The project has a strong focus on releasing open access linguistic resources for the Norwegian language. This will be mainly achieved through the Norwegian Language Bank (Språkbanken). In this page we will collect links to the main corpora developed during the project.

The Norwegian Parliamentary Speech Corpus (NPSC) consists of 140 hours of audio files and corresponding manual transcriptions of meetings at Stortinget (the Norwegian parliament) from 2017 and 2018. The NPSC is primarily intended as an open-source dataset for ASR development.
The Stortinget Speech Corpus (SSC) can be seen as an extension of the NPSC. It consists of more than 5000 hours of speech segments with transcriptions which are automatically extracted from the official proceedings of Stortinget. It also includes metadata about the speakers extracted from the ParlaMint-NO corpus.
NB Samtale is a dataset with 24 hours of transcribed speech from podcasts and live events. The dataset contains a large amount of dialogues and unplanned speech, i.e., speech which is not read from a manuscript.
NB Uttale is a pronunciation lexicon with 785 000 words. Each word has an orthographic form in Norwegian Bokmål and phonemic transcriptions in 5 different dialects.

In addition to datasets developed during the project period, a number of older datasets are also important to the work in SCRIBE:

The NST ASR dataset consists of more than 500 hours of manuscript-read speech from around 1000 speakers. The dataset was developed by the firm Nordisk språkteknologi (NST) at the turn of the millenium and was later given to the Norwegian Language Bank after NST went bankrupt.
NB Tale is an acoustic-phonetic speech dataset for Norwegian. The database contains recordings of 380 speakers from 12 dialect aread as well as second language speakers with different native languages. The dataset is produced by Lingit AS for the Norwegian Language Bank. NB Samtale contains manuscript-read speech which is orthographically and phonetically transcribed. It also contains some unplanned speech, which is orthographically transcribed.
Rundkast is a 77 hours speech dataset consisting of orthographically transcribed speech from Norwegian radio broadcasts developed at NTNU. One hour is also transcribed phonetically. Rundkast is not publicly available.

Open Models and Code (writing in progress)

We open-source models and code together with our publications.
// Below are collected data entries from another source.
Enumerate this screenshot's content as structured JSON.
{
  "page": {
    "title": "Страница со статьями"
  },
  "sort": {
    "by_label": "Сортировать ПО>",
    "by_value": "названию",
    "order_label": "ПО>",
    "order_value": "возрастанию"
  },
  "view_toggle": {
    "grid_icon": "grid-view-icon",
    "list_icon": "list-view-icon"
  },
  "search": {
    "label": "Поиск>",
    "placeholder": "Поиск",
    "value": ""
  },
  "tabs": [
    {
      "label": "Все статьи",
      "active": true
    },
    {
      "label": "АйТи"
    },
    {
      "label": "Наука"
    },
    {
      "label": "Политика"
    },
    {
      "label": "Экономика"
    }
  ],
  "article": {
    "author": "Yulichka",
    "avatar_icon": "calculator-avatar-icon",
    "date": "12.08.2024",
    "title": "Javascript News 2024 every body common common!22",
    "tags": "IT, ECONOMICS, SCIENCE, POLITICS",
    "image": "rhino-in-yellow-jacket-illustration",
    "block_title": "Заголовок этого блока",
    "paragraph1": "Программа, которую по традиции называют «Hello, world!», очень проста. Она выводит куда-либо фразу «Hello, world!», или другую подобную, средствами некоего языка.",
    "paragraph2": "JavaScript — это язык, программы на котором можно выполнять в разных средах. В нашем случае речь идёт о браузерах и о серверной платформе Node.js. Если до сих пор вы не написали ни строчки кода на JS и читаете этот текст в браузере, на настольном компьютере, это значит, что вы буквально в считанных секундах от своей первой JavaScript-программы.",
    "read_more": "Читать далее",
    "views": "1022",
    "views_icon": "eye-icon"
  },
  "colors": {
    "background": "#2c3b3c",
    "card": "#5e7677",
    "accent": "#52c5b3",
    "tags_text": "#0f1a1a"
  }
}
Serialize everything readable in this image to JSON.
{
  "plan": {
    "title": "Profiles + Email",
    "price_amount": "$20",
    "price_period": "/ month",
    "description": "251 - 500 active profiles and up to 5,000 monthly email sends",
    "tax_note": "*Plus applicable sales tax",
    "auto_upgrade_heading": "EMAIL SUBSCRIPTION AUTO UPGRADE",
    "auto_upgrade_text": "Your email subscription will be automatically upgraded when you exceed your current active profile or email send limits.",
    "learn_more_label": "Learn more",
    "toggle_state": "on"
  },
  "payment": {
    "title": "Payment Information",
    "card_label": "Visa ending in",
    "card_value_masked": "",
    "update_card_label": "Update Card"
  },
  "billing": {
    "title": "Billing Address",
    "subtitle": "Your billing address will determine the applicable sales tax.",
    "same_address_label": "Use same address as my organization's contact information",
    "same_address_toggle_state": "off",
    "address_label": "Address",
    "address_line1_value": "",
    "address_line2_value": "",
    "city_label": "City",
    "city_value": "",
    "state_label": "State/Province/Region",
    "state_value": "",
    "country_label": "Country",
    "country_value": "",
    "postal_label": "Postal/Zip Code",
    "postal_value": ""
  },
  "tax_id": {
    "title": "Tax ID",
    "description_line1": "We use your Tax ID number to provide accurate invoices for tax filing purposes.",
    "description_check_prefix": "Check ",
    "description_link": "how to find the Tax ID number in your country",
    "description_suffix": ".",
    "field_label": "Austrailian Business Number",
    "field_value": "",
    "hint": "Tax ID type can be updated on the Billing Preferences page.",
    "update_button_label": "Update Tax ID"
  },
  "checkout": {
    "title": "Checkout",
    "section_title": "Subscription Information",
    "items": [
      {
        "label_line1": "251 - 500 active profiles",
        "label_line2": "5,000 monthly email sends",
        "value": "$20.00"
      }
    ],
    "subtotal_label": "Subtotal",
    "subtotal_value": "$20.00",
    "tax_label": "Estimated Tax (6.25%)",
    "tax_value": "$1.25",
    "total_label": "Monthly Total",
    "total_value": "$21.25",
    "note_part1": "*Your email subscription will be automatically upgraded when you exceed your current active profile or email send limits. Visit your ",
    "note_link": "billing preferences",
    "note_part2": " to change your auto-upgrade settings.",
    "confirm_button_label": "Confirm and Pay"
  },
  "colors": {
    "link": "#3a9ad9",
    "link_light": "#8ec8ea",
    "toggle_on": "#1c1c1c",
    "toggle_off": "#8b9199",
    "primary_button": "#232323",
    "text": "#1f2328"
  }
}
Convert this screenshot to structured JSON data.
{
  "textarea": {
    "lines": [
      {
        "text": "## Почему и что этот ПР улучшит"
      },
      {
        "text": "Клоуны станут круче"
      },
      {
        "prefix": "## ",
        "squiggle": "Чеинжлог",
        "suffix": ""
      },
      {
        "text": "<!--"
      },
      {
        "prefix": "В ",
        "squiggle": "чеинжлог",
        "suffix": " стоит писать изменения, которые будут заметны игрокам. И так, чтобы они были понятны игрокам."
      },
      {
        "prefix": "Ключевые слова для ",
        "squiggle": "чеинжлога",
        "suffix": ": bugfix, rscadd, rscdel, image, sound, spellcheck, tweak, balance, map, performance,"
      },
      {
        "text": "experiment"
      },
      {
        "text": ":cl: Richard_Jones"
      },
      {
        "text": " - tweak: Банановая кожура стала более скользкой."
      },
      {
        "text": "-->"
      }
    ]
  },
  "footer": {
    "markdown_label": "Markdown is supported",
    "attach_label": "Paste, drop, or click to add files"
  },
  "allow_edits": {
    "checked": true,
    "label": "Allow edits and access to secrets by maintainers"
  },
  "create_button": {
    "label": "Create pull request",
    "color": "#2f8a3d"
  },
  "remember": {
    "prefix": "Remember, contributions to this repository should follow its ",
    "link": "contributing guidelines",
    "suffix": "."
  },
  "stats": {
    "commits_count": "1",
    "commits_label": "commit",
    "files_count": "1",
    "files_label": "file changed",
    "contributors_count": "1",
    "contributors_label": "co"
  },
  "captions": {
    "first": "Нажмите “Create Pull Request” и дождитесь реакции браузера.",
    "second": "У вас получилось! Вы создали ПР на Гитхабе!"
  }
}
Below we list our main contributions in terms of models and code:

From Improving Generalization of Norwegian ASR with Limited Linguistic Resources; Per Erik Solberg, Pablo Ortiz, Phoebe Parsons, Torbjørn Svendsen, Giampiero Salvi (2023):
- SCRIBE HuggingFace contains several processed datasets and pre-trained models for speech recognition.
- Standardization of combined datasets for ASR contains the code for combining the open datasets used in the research, standardizing across them, and training (fine-tuning) wav2vec2 models on them.
From BERT Attends the Conversation: Improving Low-Resource Conversational ASR; Pablo Ortiz, Simen Burud (2021):
- Large-Scale Language Models for Conversational Speech Recognition contains code for implementing a BERT model that learns about conversational patterns and can be added as a module to ASR models to improve transcriptions.